Dairy co-operative Murray Goulburn has announced falling sales and a net loss in its fiscal 2016/17 year-end results.
The company, based in Australia, recorded revenue of AUD 2.49 billion ($1.9 billion) – down 10%, which it said is due to a decline in fluid milk sales.
It made a net loss of AUD 370.8 million ($283.5 million), compared to a profit of $39.8 million in 2016.
Murray Goulburn chief executive officer Ari Mervis said: “The financial year that just ended was a difficult year and this has been reflected in our results. This was off the back of an approximately 22% reduction in milk intake to 2.7 billion litres.”
The company’s Devondale milk brand also see a decline with revenue of AUD 502 million ($396 million), down 14% primarily due to lower adult milk powder sales.

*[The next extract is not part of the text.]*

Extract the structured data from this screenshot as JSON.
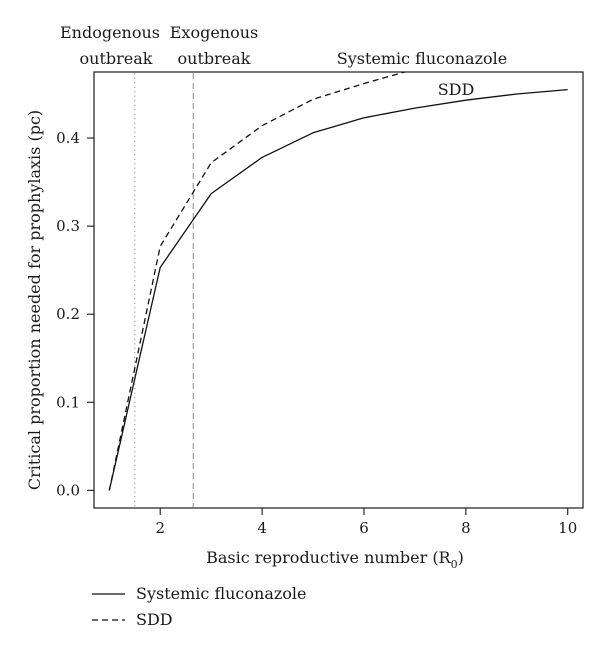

Similarly its nutritionals arm of the business saw revenue down 34.6% to AUD 135 million ($107 million).
To counteract the decline in revenue, the company has introduced cost-cutting measures including the removal of the milk supplier support package, which saw a number of dairy farmers cut ties with the cooperative.
Murray Goulburn management has admitted that its received proposals from potential buyers of either the entire co-operative or parts of it.
In the aftermath of these results, Murray Goulburn has also shelved plans to partner with US infant producer Mead Johnson on a proposed $300 million plan to build a production facility in China.